RESGATE DE UM CONTERRÂNEO - Luanda no "Verão Quente de 1975"

          No bairro Madame Bergman,  em Luanda (localizado antes da saída para Viana), morava um indivíduo da minha aldeia - o Chico, pessoa humilde, que lá tinha feito a tropa e ficado empregado como correeiro numa casa na baixa (Mutamba). Eu ia, de vez em quando, a casa dele beber um copo e dar dois dedos de conversa. Ele vivia com a mulher, um filho, ainda criança, e uma sobrinha, a Rosa, uma rapariga de uns 18 anos.
    Eu era o Comandante do "Aquartelamento Conjunto Engenharia/Transmissões", valências que se juntaram no anterior Quartel da Engenharia dentro dum planeamento de retracção das nossas Forças. Num determinado dia desse verão quente de 75, ia eu entrar no gabinete pelas 8H30 e já a Rosa me estava esperando à porta. Contou-me então que pelas 6H00 dessa manhã,  uns garotões armados do MPLA tinha aparecido e devassado a casa, dizendo que a  vinham revistar, à  procura de armas. Não encontrando nada, a não ser uma vulgar espingarda de caça ( e que todo o colono costuma ter). Confiscaram-lhe essa caçadeira, argumentando que "o que mata caça, também mata pessoa" e levaram o Chico preso para a Praça de Touros (que funcionava como Prisão, e para lá levavam muitos desgraçados, dos quais se lhes perdia o rasto). A mulher, que sofria do coração, entrou em colapso e só umas horas depois é que a sobrinha Rosa deixou a casa para ir ao Quartel  pedir-me ajuda. Ouvida a sua estória, lá tentei acalmá-la, dizendo-lhe que fosse para casa tratar da tia, que eu faria o que estivesse ao meu alcance.

    Telefonei então para o Quartel- General, onde havia oficiais meus conhecidos (e do meu tempo de AM). Consegui falar com um, que prometeu ajudar e se prontificou a accionar os contactos necessários com a sede do MPLA, em Vila Alice.
    Nesta altura já o MPLA era senhor da situação em Luanda, pois tinha desbaratado as sedes da UNITA e da FNLA ali existentes.
    Já a tarde ia adiantada, e eu pensei que o Chico tivesse sido recuperado, mas pelas 18H00, aparece-me novamente a Rosa no Quartel, dizendo que o Ti Chico continuava sem aparecer.

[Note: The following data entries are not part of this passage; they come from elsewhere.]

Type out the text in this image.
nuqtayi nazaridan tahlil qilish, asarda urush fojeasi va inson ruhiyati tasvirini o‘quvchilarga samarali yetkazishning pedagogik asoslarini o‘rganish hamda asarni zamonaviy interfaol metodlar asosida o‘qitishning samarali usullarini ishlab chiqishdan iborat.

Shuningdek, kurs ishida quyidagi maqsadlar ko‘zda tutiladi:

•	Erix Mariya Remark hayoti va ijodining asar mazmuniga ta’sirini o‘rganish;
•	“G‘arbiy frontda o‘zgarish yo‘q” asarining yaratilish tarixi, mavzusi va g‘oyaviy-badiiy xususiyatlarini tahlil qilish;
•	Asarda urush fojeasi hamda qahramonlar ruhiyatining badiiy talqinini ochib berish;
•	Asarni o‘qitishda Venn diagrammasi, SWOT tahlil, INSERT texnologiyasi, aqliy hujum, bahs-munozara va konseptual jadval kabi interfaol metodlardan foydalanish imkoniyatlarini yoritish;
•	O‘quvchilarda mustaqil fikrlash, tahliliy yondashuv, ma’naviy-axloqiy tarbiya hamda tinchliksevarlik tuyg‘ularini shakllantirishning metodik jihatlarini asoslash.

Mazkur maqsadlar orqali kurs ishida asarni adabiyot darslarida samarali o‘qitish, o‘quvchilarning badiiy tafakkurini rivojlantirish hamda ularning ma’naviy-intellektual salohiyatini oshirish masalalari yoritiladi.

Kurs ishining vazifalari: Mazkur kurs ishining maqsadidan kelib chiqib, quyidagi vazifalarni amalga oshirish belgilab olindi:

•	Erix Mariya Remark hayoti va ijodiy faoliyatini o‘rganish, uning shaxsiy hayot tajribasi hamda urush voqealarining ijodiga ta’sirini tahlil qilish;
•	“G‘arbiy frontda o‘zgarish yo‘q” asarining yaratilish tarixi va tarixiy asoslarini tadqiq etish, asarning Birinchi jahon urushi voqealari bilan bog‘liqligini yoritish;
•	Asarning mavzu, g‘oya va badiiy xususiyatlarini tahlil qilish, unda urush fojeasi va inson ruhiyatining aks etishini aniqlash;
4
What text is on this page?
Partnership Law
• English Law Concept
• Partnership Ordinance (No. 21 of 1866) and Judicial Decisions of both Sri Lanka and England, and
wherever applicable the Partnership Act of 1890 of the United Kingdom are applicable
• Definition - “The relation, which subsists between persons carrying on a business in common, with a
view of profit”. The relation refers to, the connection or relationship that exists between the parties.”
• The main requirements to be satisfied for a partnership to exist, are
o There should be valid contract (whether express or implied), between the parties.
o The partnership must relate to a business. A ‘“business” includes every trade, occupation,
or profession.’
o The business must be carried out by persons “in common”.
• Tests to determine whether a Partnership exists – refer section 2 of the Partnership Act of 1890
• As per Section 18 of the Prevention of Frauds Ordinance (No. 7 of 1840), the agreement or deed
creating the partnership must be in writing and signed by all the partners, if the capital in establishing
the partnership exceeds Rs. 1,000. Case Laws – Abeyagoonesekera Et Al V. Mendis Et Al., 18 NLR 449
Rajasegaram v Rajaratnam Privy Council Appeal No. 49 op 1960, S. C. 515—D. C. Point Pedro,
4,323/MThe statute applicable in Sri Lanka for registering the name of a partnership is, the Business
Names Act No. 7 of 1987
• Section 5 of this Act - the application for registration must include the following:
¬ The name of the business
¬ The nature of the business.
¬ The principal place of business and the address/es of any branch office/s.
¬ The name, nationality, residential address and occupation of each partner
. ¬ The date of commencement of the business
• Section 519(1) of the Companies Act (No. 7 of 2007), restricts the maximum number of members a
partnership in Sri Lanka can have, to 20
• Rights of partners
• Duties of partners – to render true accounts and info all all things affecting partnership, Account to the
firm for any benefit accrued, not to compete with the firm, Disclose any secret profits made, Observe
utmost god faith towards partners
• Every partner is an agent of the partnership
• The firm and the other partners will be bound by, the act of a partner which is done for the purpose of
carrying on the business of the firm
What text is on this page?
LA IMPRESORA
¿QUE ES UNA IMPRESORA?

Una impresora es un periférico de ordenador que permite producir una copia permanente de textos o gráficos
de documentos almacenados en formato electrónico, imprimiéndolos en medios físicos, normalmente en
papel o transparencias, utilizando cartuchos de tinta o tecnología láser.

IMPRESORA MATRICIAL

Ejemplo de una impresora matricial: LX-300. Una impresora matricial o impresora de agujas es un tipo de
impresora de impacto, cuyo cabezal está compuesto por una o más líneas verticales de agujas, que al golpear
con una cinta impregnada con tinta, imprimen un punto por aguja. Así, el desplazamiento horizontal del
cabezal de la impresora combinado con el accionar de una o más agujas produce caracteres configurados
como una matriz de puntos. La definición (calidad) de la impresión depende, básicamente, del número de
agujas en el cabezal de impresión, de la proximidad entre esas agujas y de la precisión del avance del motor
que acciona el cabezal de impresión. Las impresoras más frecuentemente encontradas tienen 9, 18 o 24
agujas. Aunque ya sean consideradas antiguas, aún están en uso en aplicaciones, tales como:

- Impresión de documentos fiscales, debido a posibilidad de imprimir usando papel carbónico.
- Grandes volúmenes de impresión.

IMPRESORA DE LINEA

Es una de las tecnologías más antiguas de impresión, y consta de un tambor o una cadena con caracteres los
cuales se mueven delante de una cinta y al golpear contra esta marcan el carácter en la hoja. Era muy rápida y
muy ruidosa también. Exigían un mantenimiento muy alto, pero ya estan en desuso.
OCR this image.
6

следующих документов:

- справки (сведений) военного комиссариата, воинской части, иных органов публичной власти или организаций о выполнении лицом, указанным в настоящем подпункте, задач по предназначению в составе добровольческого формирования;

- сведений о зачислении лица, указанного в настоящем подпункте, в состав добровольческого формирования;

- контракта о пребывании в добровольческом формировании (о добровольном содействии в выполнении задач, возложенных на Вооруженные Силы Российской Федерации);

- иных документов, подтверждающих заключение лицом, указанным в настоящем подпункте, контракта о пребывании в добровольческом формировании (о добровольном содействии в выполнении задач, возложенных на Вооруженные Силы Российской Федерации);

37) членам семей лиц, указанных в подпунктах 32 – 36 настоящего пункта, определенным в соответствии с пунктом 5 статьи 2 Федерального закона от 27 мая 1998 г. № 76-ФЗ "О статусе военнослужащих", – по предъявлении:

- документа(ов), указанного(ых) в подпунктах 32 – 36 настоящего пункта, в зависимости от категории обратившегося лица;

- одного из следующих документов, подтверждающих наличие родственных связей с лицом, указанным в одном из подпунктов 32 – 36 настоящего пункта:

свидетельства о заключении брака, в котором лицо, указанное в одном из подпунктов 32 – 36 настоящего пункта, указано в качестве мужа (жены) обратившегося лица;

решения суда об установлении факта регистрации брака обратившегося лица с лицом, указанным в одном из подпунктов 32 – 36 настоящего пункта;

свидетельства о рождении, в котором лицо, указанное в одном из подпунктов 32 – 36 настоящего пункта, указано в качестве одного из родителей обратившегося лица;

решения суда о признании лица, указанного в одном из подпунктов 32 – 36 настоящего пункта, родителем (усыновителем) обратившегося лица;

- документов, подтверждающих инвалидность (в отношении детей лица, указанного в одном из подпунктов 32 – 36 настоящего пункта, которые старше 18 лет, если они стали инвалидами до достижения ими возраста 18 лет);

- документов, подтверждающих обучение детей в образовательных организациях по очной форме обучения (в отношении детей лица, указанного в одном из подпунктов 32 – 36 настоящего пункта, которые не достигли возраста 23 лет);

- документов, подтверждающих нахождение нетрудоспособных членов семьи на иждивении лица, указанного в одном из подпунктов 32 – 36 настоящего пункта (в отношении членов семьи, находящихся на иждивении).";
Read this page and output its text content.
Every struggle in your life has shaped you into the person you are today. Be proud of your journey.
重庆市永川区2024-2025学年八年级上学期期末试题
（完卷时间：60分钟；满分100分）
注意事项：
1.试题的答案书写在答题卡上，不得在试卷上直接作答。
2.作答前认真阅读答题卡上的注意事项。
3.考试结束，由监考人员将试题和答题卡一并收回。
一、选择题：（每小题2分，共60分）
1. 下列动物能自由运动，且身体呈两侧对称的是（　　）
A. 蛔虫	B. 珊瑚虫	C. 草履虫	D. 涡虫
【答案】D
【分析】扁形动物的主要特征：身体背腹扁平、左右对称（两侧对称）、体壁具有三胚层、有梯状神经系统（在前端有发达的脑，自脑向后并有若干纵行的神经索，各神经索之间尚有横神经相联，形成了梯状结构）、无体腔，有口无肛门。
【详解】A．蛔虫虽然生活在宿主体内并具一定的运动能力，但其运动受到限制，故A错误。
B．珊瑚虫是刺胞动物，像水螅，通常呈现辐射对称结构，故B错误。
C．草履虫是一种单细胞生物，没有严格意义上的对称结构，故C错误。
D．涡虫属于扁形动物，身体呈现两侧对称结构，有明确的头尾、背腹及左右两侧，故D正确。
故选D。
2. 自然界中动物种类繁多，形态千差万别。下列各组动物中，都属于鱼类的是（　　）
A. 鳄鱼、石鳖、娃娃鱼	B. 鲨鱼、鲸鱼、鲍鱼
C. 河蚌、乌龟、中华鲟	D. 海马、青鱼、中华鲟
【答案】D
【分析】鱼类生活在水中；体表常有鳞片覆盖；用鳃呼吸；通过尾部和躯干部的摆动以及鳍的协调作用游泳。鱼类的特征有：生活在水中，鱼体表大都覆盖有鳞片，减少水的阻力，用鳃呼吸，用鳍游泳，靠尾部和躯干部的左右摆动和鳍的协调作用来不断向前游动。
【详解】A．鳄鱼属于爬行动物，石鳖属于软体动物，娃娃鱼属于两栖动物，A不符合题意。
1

Mandei-a novamente de volta e disse-lhe que iria diligenciar pessoalmente o assunto. Telefonei logo de seguida para o QG, ficando com a ideia "que tinham mais que fazer", mas aconselharam-me a ir à zona da Praça de Touros, pois havia lá uma força nossa tratando da segurança daquela área. Assim fiz e saí no carrito de comandante (WW carocha) para a referida área. Encontrando ali uma patrulha, perguntei pelo comandante. Levaram-me a ele e era um Ten. Cor. que tinha sido meu instrutor na Academia Militar - Amadora. Expliquei-lhe o assunto (de que ele não se admirou, pois já recebera outras queixas) e disse-me que fosse até à zona da Praça de Touros, pois enviara para lá um Unimog com um Sargento e algumas praças a dar caça a uns indivíduos que andavam a assaltar casas nas redondezas. Recebido o aval, desloquei-me para a dita zona de acção e logo me deparei com o Unimog em que o sargento estava orientando a caça a uns jovens meliantes  que iam fugindo pelos quintais... 
Deixei terminar essa cena rocambolesca e pude então explicar ao sargento que já tinha falado com o seu comandante, pelo que pretendia me acompanhasse até à Praça de Touros a fim de resgatar um conterrâneo que para lá tinha sido levado de madrugada e estaria lá preso. O sargento também não se admirou nada do que lhe contei e disse logo ter o maior prazer em ajudar no caso. Ele, melhor conhecedor do local, seguiu à minha frente com o Unimog  e as 4 praças. Parou junto à entrada do Portão da Praça de Touros e eu estacionei ao lado. À entrada da praça, estava um graduado FAPLA (Forças do MPLA) que vim a saber ser o comandante, acompanhado de 1 ou 2 elementos da sua tropa da guarnição.  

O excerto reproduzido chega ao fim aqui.